The patient underwent an incisional biopsy of the left tibia, and the sample was sent for pathology examination. The lesion consisted of preexisting cancellous bone and marrow with abundant reactive woven bone formation, edema, and fibrosis. Some of the woven bone had prominent osteoblastic rimming. There was no neoplasm, infection was ruled out by negative cultures, and the changes were consistent with idiopathic intramedullary osteosclerosis.
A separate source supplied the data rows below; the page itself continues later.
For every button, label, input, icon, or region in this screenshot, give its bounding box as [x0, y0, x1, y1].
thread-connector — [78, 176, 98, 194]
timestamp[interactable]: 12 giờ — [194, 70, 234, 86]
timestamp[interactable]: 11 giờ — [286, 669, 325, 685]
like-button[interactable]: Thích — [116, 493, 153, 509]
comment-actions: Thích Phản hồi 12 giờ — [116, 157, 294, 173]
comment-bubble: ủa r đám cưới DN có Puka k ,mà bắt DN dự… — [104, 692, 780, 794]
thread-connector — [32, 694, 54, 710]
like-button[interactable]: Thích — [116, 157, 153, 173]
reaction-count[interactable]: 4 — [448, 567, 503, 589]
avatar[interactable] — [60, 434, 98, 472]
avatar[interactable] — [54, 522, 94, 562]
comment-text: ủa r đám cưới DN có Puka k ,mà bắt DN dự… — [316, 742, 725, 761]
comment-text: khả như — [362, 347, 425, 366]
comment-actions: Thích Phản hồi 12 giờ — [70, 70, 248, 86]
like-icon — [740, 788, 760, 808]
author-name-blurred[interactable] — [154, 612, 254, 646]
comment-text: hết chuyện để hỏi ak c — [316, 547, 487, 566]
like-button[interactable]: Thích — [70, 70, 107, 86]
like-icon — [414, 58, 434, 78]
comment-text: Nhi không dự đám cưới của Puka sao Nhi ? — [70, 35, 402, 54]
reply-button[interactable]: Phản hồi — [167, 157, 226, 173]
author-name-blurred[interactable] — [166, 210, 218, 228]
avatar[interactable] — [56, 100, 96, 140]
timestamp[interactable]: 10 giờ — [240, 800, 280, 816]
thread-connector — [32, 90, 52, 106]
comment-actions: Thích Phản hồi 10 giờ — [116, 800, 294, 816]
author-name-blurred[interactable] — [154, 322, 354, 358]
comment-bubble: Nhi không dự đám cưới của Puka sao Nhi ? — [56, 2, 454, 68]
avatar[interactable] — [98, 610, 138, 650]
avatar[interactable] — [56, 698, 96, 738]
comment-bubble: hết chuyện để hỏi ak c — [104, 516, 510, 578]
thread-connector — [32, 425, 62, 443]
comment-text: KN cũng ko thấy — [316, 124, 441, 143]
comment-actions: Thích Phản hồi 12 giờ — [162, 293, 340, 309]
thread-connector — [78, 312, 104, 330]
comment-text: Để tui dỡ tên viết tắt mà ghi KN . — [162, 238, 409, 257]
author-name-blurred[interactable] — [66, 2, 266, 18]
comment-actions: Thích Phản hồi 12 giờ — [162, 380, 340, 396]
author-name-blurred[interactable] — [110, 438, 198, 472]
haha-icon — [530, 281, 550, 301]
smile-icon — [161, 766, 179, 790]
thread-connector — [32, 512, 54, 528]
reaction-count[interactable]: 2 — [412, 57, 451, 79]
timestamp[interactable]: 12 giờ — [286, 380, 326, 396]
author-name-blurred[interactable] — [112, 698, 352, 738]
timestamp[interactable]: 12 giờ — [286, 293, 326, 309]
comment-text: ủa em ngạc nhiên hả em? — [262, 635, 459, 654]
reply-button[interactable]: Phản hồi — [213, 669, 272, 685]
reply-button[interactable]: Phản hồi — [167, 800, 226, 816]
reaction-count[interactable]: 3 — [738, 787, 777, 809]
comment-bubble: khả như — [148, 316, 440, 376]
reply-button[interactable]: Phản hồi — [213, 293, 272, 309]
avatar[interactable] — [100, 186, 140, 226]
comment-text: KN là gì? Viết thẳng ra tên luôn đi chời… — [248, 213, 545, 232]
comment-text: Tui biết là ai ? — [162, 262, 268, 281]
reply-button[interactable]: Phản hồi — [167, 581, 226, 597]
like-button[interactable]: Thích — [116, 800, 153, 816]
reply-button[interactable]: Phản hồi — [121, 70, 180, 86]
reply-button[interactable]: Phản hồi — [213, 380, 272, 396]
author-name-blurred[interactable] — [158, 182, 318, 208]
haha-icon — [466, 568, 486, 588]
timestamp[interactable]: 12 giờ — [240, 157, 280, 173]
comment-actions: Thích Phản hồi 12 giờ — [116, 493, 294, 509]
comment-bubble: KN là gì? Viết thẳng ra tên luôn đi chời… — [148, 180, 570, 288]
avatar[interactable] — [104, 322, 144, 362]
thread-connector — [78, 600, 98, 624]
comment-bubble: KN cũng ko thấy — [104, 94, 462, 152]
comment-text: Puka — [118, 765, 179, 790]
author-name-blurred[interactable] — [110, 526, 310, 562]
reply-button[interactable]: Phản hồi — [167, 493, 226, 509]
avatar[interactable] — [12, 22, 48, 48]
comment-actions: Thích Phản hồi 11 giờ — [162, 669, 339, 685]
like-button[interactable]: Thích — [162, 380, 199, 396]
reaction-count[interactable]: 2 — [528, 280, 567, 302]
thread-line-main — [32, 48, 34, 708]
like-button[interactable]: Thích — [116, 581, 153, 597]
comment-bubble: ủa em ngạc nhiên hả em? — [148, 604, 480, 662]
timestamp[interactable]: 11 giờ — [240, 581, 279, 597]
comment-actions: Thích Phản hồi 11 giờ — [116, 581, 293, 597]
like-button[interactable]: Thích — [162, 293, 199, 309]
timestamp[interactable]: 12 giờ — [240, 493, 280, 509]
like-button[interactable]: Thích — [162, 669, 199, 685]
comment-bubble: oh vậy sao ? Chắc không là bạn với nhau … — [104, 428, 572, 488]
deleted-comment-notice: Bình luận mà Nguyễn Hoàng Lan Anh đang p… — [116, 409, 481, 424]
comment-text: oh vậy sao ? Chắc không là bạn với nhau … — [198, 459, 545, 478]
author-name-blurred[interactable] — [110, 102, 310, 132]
Discussion. Idiopathic intramedullary osteosclerosis (a term introduced by Abdul-Karim and colleagues1) is a very rare presentation of abnormal bone growth in the medullary cavity of long bones.2 It usually affects the lower extremities (mostly the tibia), monomelic or bilateral, with a female predilection and no associated family history or skeletal disorders. In most cases, this disorder is discovered via radiography in patients with a history of leg pain that intensifies with physical activity.1-3

There is no known cause or specific treatment for this rare condition, and it is a diagnosis of exclusion. Radiographs reveal homogeneous sclerosis that is usually limited to the medullary cavity with unaffected or minimally thickened cortex and with possible adjacent soft-tissue swelling.3,4

The differential diagnosis of intramedullary osteosclerosis is usually made after imaging and pathology studies, and by excluding other conditions such as osteosarcoma, osteomyelitis, trauma, bone dysplasias, and lack of periosteal reaction.5,6 Only 2 known conditions, Camurati-Engelmann disease and Ribbing disease, show particularly similar radiographic imaging and bone scintigraphy features to that of intramedullary osteosclerosis, but they can easily be ruled out given that both are genetic conditons.7-9 However, Camurati-Engelmann disease is autosomal dominant, while Ribbing disease is autosomal recessive. Both conditions can be ruled out with proper laboratory and histologic studies.9-11

Several treatment options have been used to address the pain associated with intramedullary osteosclerosis, including reaming of the medullary canal12 and drug treatment with nonsteroidal anti-inflammatory drugs and glucocorticosteroids.11 Our patient is taking ibuprofen and doing very well.

References
  1. Abdul-Karim FW, Carter JR, Makley JT, et al. Intramedullary osteosclerosis: a report of the clinicopathologic features of five cases. Orthopedics. 1988;11(12):1667-1675.
  2. Casagranda B, Heller MT, Costello J. Intramedullary osteosclerosis: an incidental sclerotic lesion in a trauma patient. Radiol Case Rep. 2013;8(4):878.
  3. Ihde LL, Forrester DM, Gottsegen CJ, et al. Sclerosing bone dysplasias: review and differentiation from other causes of osteosclerosis. Radiographics. 2011;31(7):1865-1882.
  4. Chanchairujira K, Chung CB, Lai YM, Haghighi P, Resnick D. Intramedullary osteosclerosis: imaging features in nine patients. Radiology. 2001;220(1):225-230.
  5. Puranik AD, Singh N, Maheshwari S, Gupta N, Wali P. Intramedullary osteosclerosis of right femur confirmed on triphasic bone SPECT/CT in a patient with equivocal radiological features. Indian J Nucl Med. 2016;31(1):39-41.
  6. Balkissoon ARA, Hayes CW. Case 14: intramedullary osteosclerosis. Radiology. 1999;212(3):708-710.
  7. Kaftori JK, Kleinhaus U, Naveh Y. Progressive diaphyseal dysplasia (Camurati-Engelmann): radiographic follow-up and CT findings. Radiology. 1987;164(3):777-782.
  8. Shier CK, Krasicky GA, Ellis BI, Kottamasu SR. Ribbing’s disease: radiographic-scintigraphic correlation and comparative analysis with Engelmann’s disease. J Nucl Med. 1987;28(2):244-248.
  9. Skiadas V, Tyllianakis M, Zolota V, Karantanas A. Intramedullary osteosclerosis. Am J Orthop. 2012;41(11):496-499.
  10. Seeger LL, Hewel KC, Yao L, et al. Ribbing disease (multiple diaphyseal sclerosis): imaging and differential diagnosis. AJR Am J Roentgenol. 1996;167(3):689-694.
  11. Janssens K, Vanhoenacker F, Bonduelle M, et al. Camurati-Engelmann disease: review of the clinical, radiological, and molecular data of 24 families and implications for diagnosis and treatment. J Med Genet. 2006;43(1):1-11.
  12. Kang S, Han I, Shin SH, Kim H-S. Orthopaedic case of the month: lower leg pain in a 41-year-old woman. Clin Orthop Relat Res. 2012;470(1):321-326.